Not quite. Although the mini-batch standard deviation trick was popularized by StyleGAN, it was introduced in Progressive GAN (https://arxiv.org/abs/1710.10196). Thus, we took these numbers from Table 4 of the Progressive GAN paper. “857” corresponds to a low-capacity version of the progressive GAN trained with WGAN-GP loss and “881” adds the minibatch stddev trick. We will clarify the reference in the camera-ready paper.
“... and include the two cases in table 1 and figure 1.”
While in principle this is a good idea to contextualize the gain, in practice it is a little tricky: ProGAN/StyleGAN are quite different models, and Table/Figure 1 aim to show without complication the effect of different losses on our small simple model. We cannot ‘strip’ ProGAN/StyleGAN meaningfully, and so their performance may be better than what our simple model achieves. We do not want to confuse the reader by adding new lines to the plots that are incomparable, obfuscating the point we are trying to make about stability. If the reviewer has other ideas for how to make this comparison, we welcome them.
Thanks for your response. After going through the response and other response to other reviewers, I have decided to keep my current ratings.
Thank you everyone for your constructive feedback.
In summary, all reviewers found that the paper had strengths:
- The paper is clearly written.
- The claims are well supported with both theoretical and empirical evidence.
- The theoretical insights allow a method that is simpler than past GAN works with fewer tricks.
- The results are significant, being better than many existing GANs and some diffusion methods.
However, there are some weaknesses and questions:
- Novelty: Reviewer 2Hzz believes that novelty is somewhat limited as both RpGAN and zero-centered gradient penalty works both exist; reviewer otaU notes that this is true but that "their integration into a cohesive GAN framework is a notable contribution."

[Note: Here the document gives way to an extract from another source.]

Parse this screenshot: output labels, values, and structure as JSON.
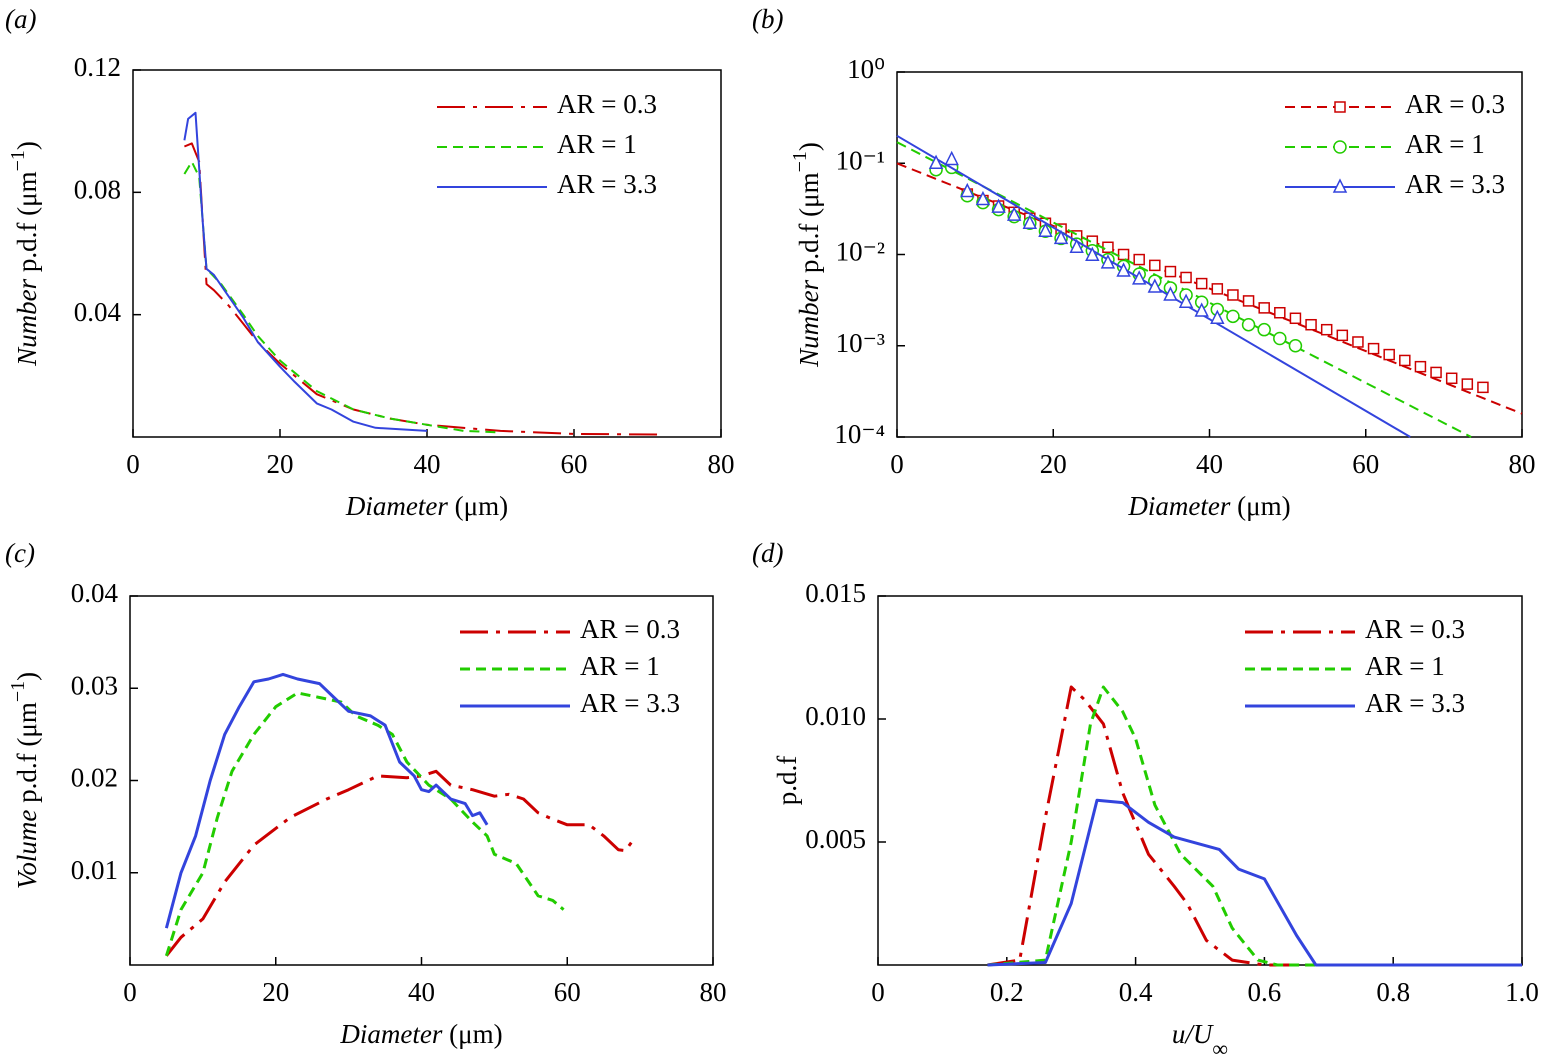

- Technical Retails: Reviewer otaU requests training details for comparison methods and a technical clarification, and reviewer YF9j poses numerous small questions to help us improve our technical explanation. We answer each of these questions.
- Stability/Diversity Evaluation: Reviewer 2Hzz states that "small-scale experiments to validate the significant improvements in stability and diversity ... are insufficient; more complex datasets should be used." We report the recall metric for all datasets in this rebuttal to evaluate diversity, and propose plots to show stability on our more complex datasets.
- Scalability: Reviewer 2Hzz asks "How scalable is the proposed model?" Reviewer YF9j notes this issue too - "work is still needed to scale these methods to text-to-image settings" - but is satisfied to support the work as the "current results are very promising." To provide evidence for scalability, we report preliminary results on ImageNet-64 to contrast to our ImageNet-32 results for this task. But, we defer more significant scalability evaluation to future work - we will open source our code and pretrained models to make this easier.
We hope to answer these questions in detail in response to each individual reviewer, and we look forward to further discussion with you all.
The reviews are overall positive and recognize the solid theoretical foundation, empirical performance, and contribution to modernizing GAN architectures. While there are some concerns about novelty, scalability, and the transparency of the experimental setup, the reviewers believe that it's a valuable contribution to the community given the sole recent focus on diffusion models. I urge the authors to incorporate the feedback in the manuscript.